The Voortrekker Monument commemorates the epic exodus of disillusioned Boers from the Cape into the interior. This massive monument is ringed with granite ox-wagons and inside contains a frieze of Boer heroics. The large grounds have been declared a National Nature Reserve, which abounds with small game.

Did you know?

The granite frieze in the Voortrekker Monument is the largest in the world.

The monolithic Voortrekker Monument is one of the first landmarks visitors see as they drive into Pretoria from the south.

It commemorates the epic exodus by disillusioned Boers from the Cape into the interior, which laid the foundation for the borders of present day South Africa.

In 1834 slavery was abolished throughout the British Empire. This was highly unpopular with the Boers and became the focal issue of greater disaffection.

In what has come to be known as the Great Trek, thousands of Boers began migrating from the Cape in late 1835. Beyond the border they fanned out, with most choosing to continue either into the central interior or north-east into present day KwaZulu-Natal.

There Zulu king Dingane took fright at the arrival of large numbers of settlers. He massacred one group under Piet Retief and ambushed another before being defeated at Blood River on 16 December 1838.

Shortly after, the British annexed what the Boers called Natalia, causing them to again trek into the interior to the areas that were to become the Boer republics of the Orange Free State and Transvaal.

Gerard Moerdijk designed the Voortrekker Monument, opened on 16 December 1949. Ringed by 64 granite ox-wagons outside, inside it features a historical frieze and cenotaph, which is lit every 16 December by a shaft of sunlight through an opening in the roof. The granite frieze, depicting the heroics of the trekkers on 27 bas-relief panels, is the largest in the world.

On the outside of this Pretoria monument are five massive statues of Boer leaders and another by Anton von Wouw of a Boer woman and her 2 children. On the grounds are an indigenous garden and an open-air amphitheatre. In 1992 the Voortrekker Monument Nature Reserve was declared around the site.

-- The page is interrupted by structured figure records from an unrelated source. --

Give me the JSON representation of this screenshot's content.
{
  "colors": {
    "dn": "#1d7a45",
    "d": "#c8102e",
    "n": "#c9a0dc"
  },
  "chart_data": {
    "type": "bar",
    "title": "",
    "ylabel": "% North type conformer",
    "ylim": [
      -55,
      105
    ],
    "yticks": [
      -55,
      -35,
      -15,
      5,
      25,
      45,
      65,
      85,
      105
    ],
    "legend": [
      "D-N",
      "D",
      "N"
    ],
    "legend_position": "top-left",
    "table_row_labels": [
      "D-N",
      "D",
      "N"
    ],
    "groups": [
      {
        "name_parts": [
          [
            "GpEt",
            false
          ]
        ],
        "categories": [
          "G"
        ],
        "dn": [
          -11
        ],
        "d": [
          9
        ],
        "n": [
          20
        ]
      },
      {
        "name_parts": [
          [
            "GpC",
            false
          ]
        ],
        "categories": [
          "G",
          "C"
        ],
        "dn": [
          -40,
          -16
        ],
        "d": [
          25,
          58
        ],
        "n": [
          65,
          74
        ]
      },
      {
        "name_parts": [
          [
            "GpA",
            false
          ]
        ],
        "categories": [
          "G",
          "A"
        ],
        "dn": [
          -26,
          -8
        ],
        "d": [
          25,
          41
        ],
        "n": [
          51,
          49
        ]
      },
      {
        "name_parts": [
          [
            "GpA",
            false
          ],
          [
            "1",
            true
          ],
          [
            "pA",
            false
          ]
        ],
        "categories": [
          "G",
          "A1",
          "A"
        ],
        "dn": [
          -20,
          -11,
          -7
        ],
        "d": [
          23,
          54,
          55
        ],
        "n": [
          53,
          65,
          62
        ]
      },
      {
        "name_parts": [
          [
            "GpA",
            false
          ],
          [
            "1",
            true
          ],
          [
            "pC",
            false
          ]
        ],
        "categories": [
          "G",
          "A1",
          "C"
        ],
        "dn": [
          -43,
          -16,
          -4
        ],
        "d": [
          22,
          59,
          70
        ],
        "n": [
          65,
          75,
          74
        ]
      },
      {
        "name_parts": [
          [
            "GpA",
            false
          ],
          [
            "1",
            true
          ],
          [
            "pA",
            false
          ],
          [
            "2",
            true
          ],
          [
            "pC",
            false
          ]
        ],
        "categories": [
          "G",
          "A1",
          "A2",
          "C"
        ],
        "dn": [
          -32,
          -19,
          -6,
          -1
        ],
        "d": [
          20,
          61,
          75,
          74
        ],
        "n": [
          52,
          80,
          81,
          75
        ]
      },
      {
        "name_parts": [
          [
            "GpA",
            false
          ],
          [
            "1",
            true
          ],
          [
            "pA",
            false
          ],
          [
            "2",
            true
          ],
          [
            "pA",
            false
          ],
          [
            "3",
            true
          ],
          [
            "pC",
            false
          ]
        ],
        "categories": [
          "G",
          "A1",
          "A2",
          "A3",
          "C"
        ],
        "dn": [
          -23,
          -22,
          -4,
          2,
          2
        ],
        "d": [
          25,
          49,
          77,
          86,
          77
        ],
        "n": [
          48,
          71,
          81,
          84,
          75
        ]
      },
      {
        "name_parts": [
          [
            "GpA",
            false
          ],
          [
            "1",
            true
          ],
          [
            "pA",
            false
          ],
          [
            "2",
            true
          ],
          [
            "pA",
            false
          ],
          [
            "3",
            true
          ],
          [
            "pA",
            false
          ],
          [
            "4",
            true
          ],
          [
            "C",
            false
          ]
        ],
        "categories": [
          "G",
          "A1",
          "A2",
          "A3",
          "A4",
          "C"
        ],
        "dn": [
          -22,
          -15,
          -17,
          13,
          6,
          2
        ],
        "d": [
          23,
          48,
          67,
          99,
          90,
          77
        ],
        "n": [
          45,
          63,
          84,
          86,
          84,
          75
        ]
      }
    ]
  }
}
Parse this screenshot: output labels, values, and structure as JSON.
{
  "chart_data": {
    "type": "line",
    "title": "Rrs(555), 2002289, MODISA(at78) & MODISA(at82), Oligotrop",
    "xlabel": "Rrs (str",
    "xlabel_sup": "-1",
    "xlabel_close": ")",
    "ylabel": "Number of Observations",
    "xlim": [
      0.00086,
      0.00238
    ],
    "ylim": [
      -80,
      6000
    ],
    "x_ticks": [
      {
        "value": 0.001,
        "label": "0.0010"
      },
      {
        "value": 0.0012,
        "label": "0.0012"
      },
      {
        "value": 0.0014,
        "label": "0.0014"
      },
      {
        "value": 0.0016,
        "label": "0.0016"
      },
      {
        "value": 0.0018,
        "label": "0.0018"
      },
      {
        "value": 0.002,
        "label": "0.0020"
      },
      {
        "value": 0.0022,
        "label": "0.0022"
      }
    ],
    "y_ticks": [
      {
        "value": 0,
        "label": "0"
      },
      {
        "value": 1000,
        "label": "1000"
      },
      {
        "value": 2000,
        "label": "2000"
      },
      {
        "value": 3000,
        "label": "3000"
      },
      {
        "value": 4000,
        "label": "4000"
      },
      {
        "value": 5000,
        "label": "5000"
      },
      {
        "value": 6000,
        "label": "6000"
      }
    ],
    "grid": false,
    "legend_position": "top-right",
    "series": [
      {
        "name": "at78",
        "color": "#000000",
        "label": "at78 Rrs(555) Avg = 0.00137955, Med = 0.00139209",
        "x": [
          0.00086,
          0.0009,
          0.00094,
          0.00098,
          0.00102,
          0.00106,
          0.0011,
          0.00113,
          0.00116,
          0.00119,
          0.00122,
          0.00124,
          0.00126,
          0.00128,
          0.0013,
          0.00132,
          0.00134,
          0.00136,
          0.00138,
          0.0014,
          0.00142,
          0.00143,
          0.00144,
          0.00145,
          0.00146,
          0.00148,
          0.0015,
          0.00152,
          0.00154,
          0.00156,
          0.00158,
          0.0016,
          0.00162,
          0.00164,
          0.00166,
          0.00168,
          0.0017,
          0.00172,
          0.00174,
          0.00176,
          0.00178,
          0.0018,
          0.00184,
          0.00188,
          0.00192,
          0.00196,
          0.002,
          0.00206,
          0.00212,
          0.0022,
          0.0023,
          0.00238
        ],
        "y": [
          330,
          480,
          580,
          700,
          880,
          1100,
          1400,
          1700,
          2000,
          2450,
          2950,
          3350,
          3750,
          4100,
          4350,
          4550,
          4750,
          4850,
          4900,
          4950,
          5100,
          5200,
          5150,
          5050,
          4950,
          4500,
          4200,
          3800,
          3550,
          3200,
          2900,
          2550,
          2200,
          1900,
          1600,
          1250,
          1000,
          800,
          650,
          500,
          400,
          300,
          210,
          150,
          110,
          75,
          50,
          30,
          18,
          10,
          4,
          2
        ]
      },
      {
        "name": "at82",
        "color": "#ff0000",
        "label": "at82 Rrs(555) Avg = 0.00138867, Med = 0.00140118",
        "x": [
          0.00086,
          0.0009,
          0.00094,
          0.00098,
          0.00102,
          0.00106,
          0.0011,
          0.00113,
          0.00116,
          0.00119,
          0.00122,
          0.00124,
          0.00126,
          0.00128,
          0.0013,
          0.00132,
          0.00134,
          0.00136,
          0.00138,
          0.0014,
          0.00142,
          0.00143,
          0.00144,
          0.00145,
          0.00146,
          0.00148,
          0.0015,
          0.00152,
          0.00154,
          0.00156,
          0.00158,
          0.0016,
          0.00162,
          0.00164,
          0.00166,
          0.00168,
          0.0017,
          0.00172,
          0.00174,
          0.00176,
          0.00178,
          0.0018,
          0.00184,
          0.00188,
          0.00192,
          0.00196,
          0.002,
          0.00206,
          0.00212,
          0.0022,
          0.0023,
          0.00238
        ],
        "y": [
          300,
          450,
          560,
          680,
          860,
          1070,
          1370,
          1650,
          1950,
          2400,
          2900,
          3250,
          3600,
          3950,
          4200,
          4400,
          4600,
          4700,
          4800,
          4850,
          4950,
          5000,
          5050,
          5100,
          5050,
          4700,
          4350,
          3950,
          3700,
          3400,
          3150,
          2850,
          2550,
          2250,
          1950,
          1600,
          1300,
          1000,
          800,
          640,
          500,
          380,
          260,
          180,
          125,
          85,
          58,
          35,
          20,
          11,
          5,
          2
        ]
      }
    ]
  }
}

Travel tips & Planning info

Who to contact

Voortrekker Monument
Tel: +27 (0)12 326 6770

How to get here

The Voortrekker Monument is clearly visible from the M1 highway into Pretoria from the south. To get there take the Eufees Avenue off-ramp and follow the signposts.

Best time to visit

The Voortrekker Monument is open 365 days a year. But spring is a great time to visit Pretoria when the flowering jacaranda trees turn the city purple.

Around the area

Freedom Park is nearby. The historic Union Buildings and Church Square are a short drive away.

Get around

You can stroll about the site, but it's much more rewarding to go on a guided tour.

What will it cost

Adults R 40, pupils R20

Length of stay

Give yourself at least half a day for exploration of this interesting site.

What to pack

Comfortable walking shoes or boots.

Where to stay

Pretoria has a variety of accommodation options to suit all tastes and budgets.

What to eat

There is a restaurant at the Voortrekker Monument with traditional Afrikaans cuisine on offer. If you visit on a Sunday do partake of their massive buffet featuring a variety of traditional South African dishes.

What's happening

Check the listed Voortrekker Monument website for events happening there during your visit.

Best buys

A guided tour of the site led by Mr Arend Posthuma.